When people are in public office, you hope they ask themselves one basic question.

Am I here to serve the public, or am I here to serve myself?

The answer should guide them on any ethical question, such as whether to accept or, worse, seek gifts from the institutions they govern.

The tens of thousands of dollars’ worth of football tickets and other freebies that Mississippi legislators receive every year from the state’s universities may be legal, but that’s only because this state has a history of inviting back-scratching between those who are in power and those who are entreating them.

Many other states don’t allow such gifting because they understand that even if they don’t believe their public officials can be purchased so easily, they don’t want to give the public any appearance that they might be.

Mississippi lawmakers, however, don’t tend to worry too much about appearances. They have carved out a whole special set of rules for themselves — from extra pension plans to extra exemptions from the state’s sunshine laws — so that they don’t have to follow the rules they expect others to.

The Clarion Ledger did a great public service by recently exposing how much Mississippi universities spend on lobbying, including how much they shell out in freebies, mostly to lawmakers, on whom the universities depend for their annual appropriations.

The Jackson newspaper tabulated that from 2015 to 2018, the universities and their lobbyists provided public officials with more than $276,000 in tickets to sporting events and other freebies.

Two of the bigger beneficiaries, it turns out, represent this area and come from both sides of the political aisle: Rep. Kevin Horan, the Democrat from Grenada, and Sen. Lydia Chassaniol, the Republican from Winona.

Horan came in fourth on the recipient list with $6,877 in gifts, predominately free tickets to football games at his alma mater, Ole Miss. Chassananiol wasn’t too far behind at No. 15 with $4,723 worth of gifts, again mostly free football tickets to watch the Rebels.

Chassaniol didn’t even bother to try to explain herself, failing to return several calls this newspaper placed to her. At least Horan gave it a try, though not very convincingly.

He said all those free tickets, including more than $2,000 worth the year Ole Miss made it all the way to the Sugar Bowl, were really not gifts. Besides, he said, tailgating at The Grove or hanging out at the skyboxes at Vaught-Hemingway Stadium is a valuable way to gain “interaction with members of the university I don’t normally see.”

Funny, though, how that interaction for Horan is only valuable on football Saturdays at his alma mater. There’s nothing in the record to show that he sought tickets during those four years to attend a game at Mississippi State, Southern Mississippi, Mississippi Valley State or any of the other universities. Guess the quality of the conversation at those campuses is just not the same.

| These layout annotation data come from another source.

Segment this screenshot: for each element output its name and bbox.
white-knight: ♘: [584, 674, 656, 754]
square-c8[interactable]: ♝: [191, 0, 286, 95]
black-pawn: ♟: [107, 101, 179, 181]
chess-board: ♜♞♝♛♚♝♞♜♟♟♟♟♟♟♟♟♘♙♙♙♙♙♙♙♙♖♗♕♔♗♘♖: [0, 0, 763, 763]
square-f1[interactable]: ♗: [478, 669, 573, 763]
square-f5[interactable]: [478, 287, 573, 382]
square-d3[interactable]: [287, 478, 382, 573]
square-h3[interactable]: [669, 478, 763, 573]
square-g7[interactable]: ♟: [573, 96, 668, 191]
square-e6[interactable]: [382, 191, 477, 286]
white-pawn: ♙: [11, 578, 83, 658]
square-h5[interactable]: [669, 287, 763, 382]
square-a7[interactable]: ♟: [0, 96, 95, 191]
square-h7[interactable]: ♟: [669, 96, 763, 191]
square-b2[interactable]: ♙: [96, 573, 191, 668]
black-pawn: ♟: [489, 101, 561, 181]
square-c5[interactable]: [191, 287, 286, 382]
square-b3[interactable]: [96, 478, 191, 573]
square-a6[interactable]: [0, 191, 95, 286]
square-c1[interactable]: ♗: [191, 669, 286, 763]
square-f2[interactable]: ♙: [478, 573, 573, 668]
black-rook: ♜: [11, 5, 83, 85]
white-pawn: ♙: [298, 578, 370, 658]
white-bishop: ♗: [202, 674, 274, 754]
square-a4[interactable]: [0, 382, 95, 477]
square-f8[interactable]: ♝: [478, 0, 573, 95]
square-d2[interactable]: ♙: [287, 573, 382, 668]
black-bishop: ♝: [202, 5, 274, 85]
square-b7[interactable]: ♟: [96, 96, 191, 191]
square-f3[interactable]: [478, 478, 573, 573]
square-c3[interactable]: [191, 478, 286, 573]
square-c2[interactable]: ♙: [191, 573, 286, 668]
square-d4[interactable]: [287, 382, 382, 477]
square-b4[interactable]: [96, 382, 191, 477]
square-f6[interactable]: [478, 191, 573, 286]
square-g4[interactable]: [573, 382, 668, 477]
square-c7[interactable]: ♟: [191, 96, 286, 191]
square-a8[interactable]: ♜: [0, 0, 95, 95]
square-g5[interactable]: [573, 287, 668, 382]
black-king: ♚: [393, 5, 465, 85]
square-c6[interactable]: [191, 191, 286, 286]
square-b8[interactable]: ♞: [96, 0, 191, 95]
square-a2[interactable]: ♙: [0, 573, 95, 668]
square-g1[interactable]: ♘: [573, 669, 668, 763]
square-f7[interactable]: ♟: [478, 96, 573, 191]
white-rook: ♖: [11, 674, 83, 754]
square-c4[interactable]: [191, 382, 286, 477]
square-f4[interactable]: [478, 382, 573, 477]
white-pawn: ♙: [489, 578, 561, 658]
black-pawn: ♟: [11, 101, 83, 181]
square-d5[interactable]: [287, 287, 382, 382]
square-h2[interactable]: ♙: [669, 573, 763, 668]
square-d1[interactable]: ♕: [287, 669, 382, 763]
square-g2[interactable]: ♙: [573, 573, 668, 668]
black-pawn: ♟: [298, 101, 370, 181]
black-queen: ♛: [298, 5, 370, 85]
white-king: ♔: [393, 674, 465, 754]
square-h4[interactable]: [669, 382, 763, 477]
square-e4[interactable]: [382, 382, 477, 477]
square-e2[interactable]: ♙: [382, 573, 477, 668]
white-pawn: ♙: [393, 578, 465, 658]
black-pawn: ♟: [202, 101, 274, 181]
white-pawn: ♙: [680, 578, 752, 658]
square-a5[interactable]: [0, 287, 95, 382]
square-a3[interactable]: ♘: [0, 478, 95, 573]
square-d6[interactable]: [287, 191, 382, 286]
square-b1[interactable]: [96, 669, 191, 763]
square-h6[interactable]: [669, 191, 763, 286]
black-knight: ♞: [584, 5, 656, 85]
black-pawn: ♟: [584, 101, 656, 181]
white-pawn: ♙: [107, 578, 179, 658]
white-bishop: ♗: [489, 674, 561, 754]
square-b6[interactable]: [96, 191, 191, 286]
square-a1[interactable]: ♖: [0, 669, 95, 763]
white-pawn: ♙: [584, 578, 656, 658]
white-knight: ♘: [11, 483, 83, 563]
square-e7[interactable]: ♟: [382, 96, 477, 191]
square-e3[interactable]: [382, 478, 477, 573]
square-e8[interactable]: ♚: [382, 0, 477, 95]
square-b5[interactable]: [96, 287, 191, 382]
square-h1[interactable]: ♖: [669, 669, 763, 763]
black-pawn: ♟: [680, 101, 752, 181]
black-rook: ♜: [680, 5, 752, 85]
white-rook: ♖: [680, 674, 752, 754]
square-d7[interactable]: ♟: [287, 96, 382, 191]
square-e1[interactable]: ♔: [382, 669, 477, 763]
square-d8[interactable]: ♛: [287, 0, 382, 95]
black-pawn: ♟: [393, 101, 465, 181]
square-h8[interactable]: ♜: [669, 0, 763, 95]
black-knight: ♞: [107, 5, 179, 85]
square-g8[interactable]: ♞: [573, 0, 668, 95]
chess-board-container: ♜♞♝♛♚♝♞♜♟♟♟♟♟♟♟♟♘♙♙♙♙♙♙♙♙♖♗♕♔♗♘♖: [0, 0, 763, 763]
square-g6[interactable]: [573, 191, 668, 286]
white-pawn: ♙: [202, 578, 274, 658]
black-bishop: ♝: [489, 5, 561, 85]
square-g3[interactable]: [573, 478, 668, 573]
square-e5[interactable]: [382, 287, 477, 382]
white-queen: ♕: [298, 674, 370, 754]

Of course, it’s obvious what’s going on.

These are not fact-finding missions that lawmakers are on when they hit up the universities for free tickets. They just assume this is a perk to which they and their family and friends are entitled, and which the universities are either happy to fulfill or afraid not to.

The set-up is reminiscent of another ethically suspect practice the Clarion Ledger and others in the press uncovered three years ago, when lawmakers and other public officials were spending campaign contributions on clothes, groceries, trips, cars, apartments, home improvements, payments to their own companies and to themselves along with other personal expenses.

Chassaniol did some of that, too, using tens of thousands of dollars in campaign contributions to pay herself mileage, put family members on the payroll and take trips to Alaska,  Chicago and the 2016 Republican National Convention in Cleveland, Ohio.

In 2017, embarrassed by the disclosures, the Legislature passed a law to ban using campaign funds for personal expenses and to require officeholders to itemize most all of their campaign spending so to make it harder to hide what they were doing.

Lawmakers should be just as embarrassed about mooching tickets from the universities.

The whole point is that those who serve in the Legislature or any other public office should be scrupulous about not giving the impression that they are using their public office for private gain. Lawmakers should also steer clear of giving any person or entity the feeling that their vote can be influenced by the gifts they receive.

Both Horan and Chassaniol don’t seem to get that point.